In the web of words
IT WAS an evening of erudition, where the word came up trumps. Though the occasion was the release of two books by Stellar, an imprint of Om Books International, it was chief guest Kapila Vatsyayan's scholarly bytes that set the tone. Tracing the relationship between the oral and written word, Kapila called them complementary to each other.
"We have a history from shruti to smriti to manuscripts, to the printed text, but the appearance of one has not been at the cost of the other". She appealed to the publishing industry to publish the huge corpus of manuscripts waiting to see the light of the day. Rejecting the notion that visual images would take over the word, noted filmmaker Muzaffar Ali remarked that before creating visual images, the words have to be taken to the heart. "When I was making Umrao Jaan, I asked somebody to record the words on a tape recorder.
I listened to it over and over again until the words evolved into images in my heart." Ali lamented that the English language has limited our stimulation process. "English is not our cultural experience, it is just our educational and intellectual experience."However, the stimulus of words was quickly allowed to be slipped into wine, as the publisher seemed unsure of what he wanted - a page 3 stupor or a scholarly expositio
As for the wordsmiths of the evening, Dhruva Chak and Anjan Ray, both have dared to look beyond their educational experience into a new world. Dhruva, an alumnus of La Martinere College, Lucknow and the Indian Institute of Management, Ahmedabad, has penned a semi-autobiographical account in "Chatterjee Babu His Life and Lies". Of the novel, which has been called a scintillating parody, Dhruva said, "The book works at two levels. One is a semi-autobiographical account capturing snapshots of the five cities where I have studied and worked in the last three decades. The second is a fictional account coming out of my experience working in the corporate sector in Kolkata, detailing how babudom has impeded the growth of the corporate sector in the city."

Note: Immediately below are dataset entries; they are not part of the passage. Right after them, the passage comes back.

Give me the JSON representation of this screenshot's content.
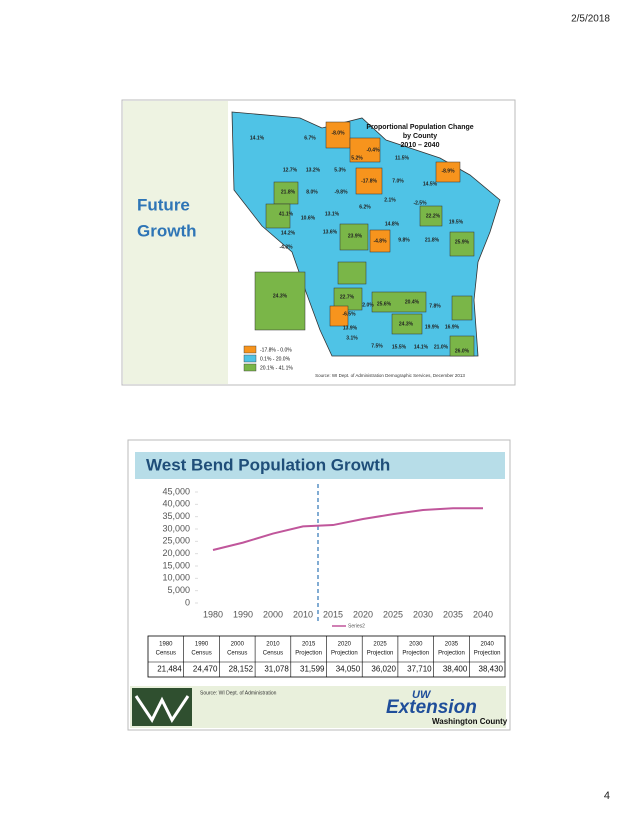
{
  "header": {
    "date": "2/5/2018"
  },
  "page_number": "4",
  "slide1": {
    "title_lines": [
      "Future",
      "Growth"
    ],
    "map": {
      "title_lines": [
        "Proportional Population Change",
        "by County",
        "2010 – 2040"
      ],
      "legend": [
        {
          "label": "-17.8% - 0.0%",
          "color": "#f7941d"
        },
        {
          "label": "0.1% - 20.0%",
          "color": "#4fc3e6"
        },
        {
          "label": "20.1% - 41.1%",
          "color": "#7ab648"
        }
      ],
      "source": "Source: WI Dept. of Administration Demographic Services, December 2013",
      "county_labels": [
        "14.1%",
        "6.7%",
        "-8.0%",
        "-0.4%",
        "5.2%",
        "11.5%",
        "-8.9%",
        "12.7%",
        "13.2%",
        "5.3%",
        "-17.8%",
        "7.0%",
        "14.5%",
        "21.8%",
        "8.0%",
        "-9.8%",
        "6.2%",
        "2.1%",
        "-2.5%",
        "41.1%",
        "10.6%",
        "13.1%",
        "14.8%",
        "22.2%",
        "19.5%",
        "14.2%",
        "-4.3%",
        "13.6%",
        "23.9%",
        "-4.8%",
        "9.8%",
        "21.8%",
        "25.9%",
        "24.3%",
        "22.7%",
        "2.0%",
        "25.6%",
        "20.4%",
        "7.8%",
        "-6.5%",
        "13.9%",
        "24.3%",
        "19.9%",
        "16.9%",
        "3.1%",
        "7.5%",
        "15.5%",
        "14.1%",
        "21.0%",
        "26.0%"
      ]
    }
  },
  "chart_data": {
    "type": "line",
    "title": "West Bend Population Growth",
    "categories": [
      "1980",
      "1990",
      "2000",
      "2010",
      "2015",
      "2020",
      "2025",
      "2030",
      "2035",
      "2040"
    ],
    "series": [
      {
        "name": "Series2",
        "color": "#c0569b",
        "values": [
          21484,
          24470,
          28152,
          31078,
          31599,
          34050,
          36020,
          37710,
          38400,
          38430
        ]
      }
    ],
    "ylim": [
      0,
      45000
    ],
    "yticks": [
      0,
      {
        "value": 5000,
        "label": "5,000"
      },
      {
        "value": 10000,
        "label": "10,000"
      },
      {
        "value": 15000,
        "label": "15,000"
      },
      {
        "value": 20000,
        "label": "20,000"
      },
      {
        "value": 25000,
        "label": "25,000"
      },
      {
        "value": 30000,
        "label": "30,000"
      },
      {
        "value": 35000,
        "label": "35,000"
      },
      {
        "value": 40000,
        "label": "40,000"
      },
      {
        "value": 45000,
        "label": "45,000"
      }
    ],
    "legend": "bottom"
  },
  "table": {
    "header": [
      [
        "1980",
        "Census"
      ],
      [
        "1990",
        "Census"
      ],
      [
        "2000",
        "Census"
      ],
      [
        "2010",
        "Census"
      ],
      [
        "2015",
        "Projection"
      ],
      [
        "2020",
        "Projection"
      ],
      [
        "2025",
        "Projection"
      ],
      [
        "2030",
        "Projection"
      ],
      [
        "2035",
        "Projection"
      ],
      [
        "2040",
        "Projection"
      ]
    ],
    "rows": [
      [
        "21,484",
        "24,470",
        "28,152",
        "31,078",
        "31,599",
        "34,050",
        "36,020",
        "37,710",
        "38,400",
        "38,430"
      ]
    ]
  },
  "footer": {
    "source": "Source: WI Dept. of Administration",
    "logo": {
      "uw": "UW",
      "extension": "Extension",
      "county": "Washington County"
    }
  }
}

The man who has headed GATI, one of India's premier cargo companies, assures that though Chatterjee Babu is a fictional character, he exists among us.
Through "Looking Beyond", Anjan Ray, a product of the Indian Institute of Technology, New Delhi, and holder of a doctorate in Polymer Chemistry from the University of Pennsylvania, is peeping into the spooky corners around us, bonding tales out of supernatural experiences. "We say that ghosts and spirits do not exist, but do ghosts really know this?"